J’ai failli partir sans nettoyer le sang. À genoux, j’ai joué de la serpillière sur les taches encore fraîches. J’ai juste anticipé sur mon retour et sur la triste surprise de revoir le studio souillé de croûtes. J’ai repris mon sac en y fourrant quelques affaires et me suis engagé, dehors, dans la douceur de l’aube, sans vraiment savoir où mon envie de rien allait me conduire. Désir de vengeance, désir de paix, descendre ou remonter la rue, je suis un peu paumé.

Il aurait dû rester. Quel con j’ai été de ne pas envisager une prothèse. Je regrette après chacune de nos rencontres. Un bon crochet bien démodé et bien pointu.

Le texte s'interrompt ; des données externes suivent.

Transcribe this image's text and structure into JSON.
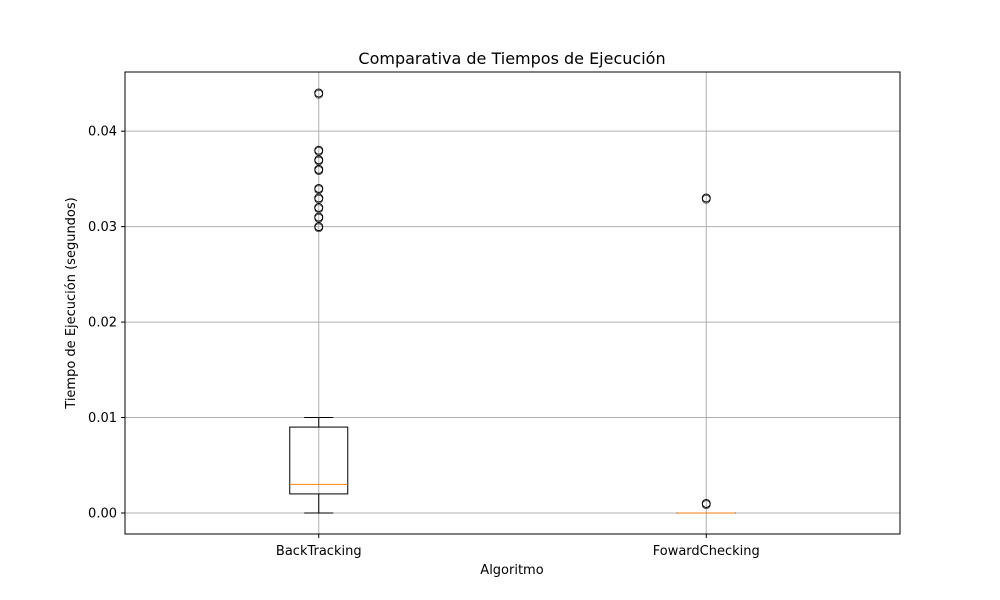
{
  "chart_data": {
    "type": "boxplot",
    "title": "Comparativa de Tiempos de Ejecución",
    "xlabel": "Algoritmo",
    "ylabel": "Tiempo de Ejecución (segundos)",
    "ylim": [
      -0.0022,
      0.0462
    ],
    "yticks": [
      0.0,
      0.01,
      0.02,
      0.03,
      0.04
    ],
    "ytick_labels": [
      "0.00",
      "0.01",
      "0.02",
      "0.03",
      "0.04"
    ],
    "grid": true,
    "categories": [
      "BackTracking",
      "FowardChecking"
    ],
    "boxes": [
      {
        "whisker_low": 0.0,
        "q1": 0.002,
        "median": 0.003,
        "q3": 0.009,
        "whisker_high": 0.01,
        "outliers": [
          0.044,
          0.038,
          0.037,
          0.036,
          0.034,
          0.033,
          0.032,
          0.031,
          0.03
        ]
      },
      {
        "whisker_low": 0.0,
        "q1": 0.0,
        "median": 0.0,
        "q3": 0.0,
        "whisker_high": 0.0,
        "outliers": [
          0.033,
          0.001
        ]
      }
    ],
    "colors": {
      "box": "#000000",
      "median": "#ff7f0e",
      "grid": "#b0b0b0",
      "flier": "#000000"
    }
  }
}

Car en fait, si je réfléchis bien, ce genre d’appareillage me servirait désormais bien plus qu’une main.

En allant vers République j’aurais plus de chances de trouver une chambre. Deux, trois jours, peut-être plus, sûrement pas moins.

Le gentleman voulait ma peau. Il en voulait à ma mémoire pleine de souvenirs tout neufs, au dernier exemplaire de l’Essai 30, à ma parole de bavard et à mon nez qui résiste. Il doit penser à moi, parfois. Je donnerais cher pour savoir comment il me voit.

La gorge me rappelle à l’ordre chaque fois que je déglutis. Mais la voix revient. Je fais jouer mes cordes vocales des graves aux aiguës.

Je me sens cuit de partout. C’est peut-être cette sensation de grand brûlé dont parlait Briançon.

Hôtel du Carreau du Temple. Le premier qui garde l’enseigne allumée. À six heures du matin je vais faire lever le veilleur. Non, même pas, je le vois, dans le hall, au milieu de paniers de croissants.

Il s’approche. Une chambre ? Il n’en reste qu’une, avec un grand lit, je la prends et paye deux jours d’avance. À quelle heure, le réveil ? Pas de réveil, non. On ne sert plus le petit déjeuner après 10h30. Tant pis, merci.

Chambre 62. J’ai pris une douche chaude, dans le noir, pour éviter de me retrouver dans la glace, avec des traces noirâtres autour du cou. La nuque me fait encore mal. Je me suis perdu dans le grand lit. Il aurait été impossible de m’y retrouver.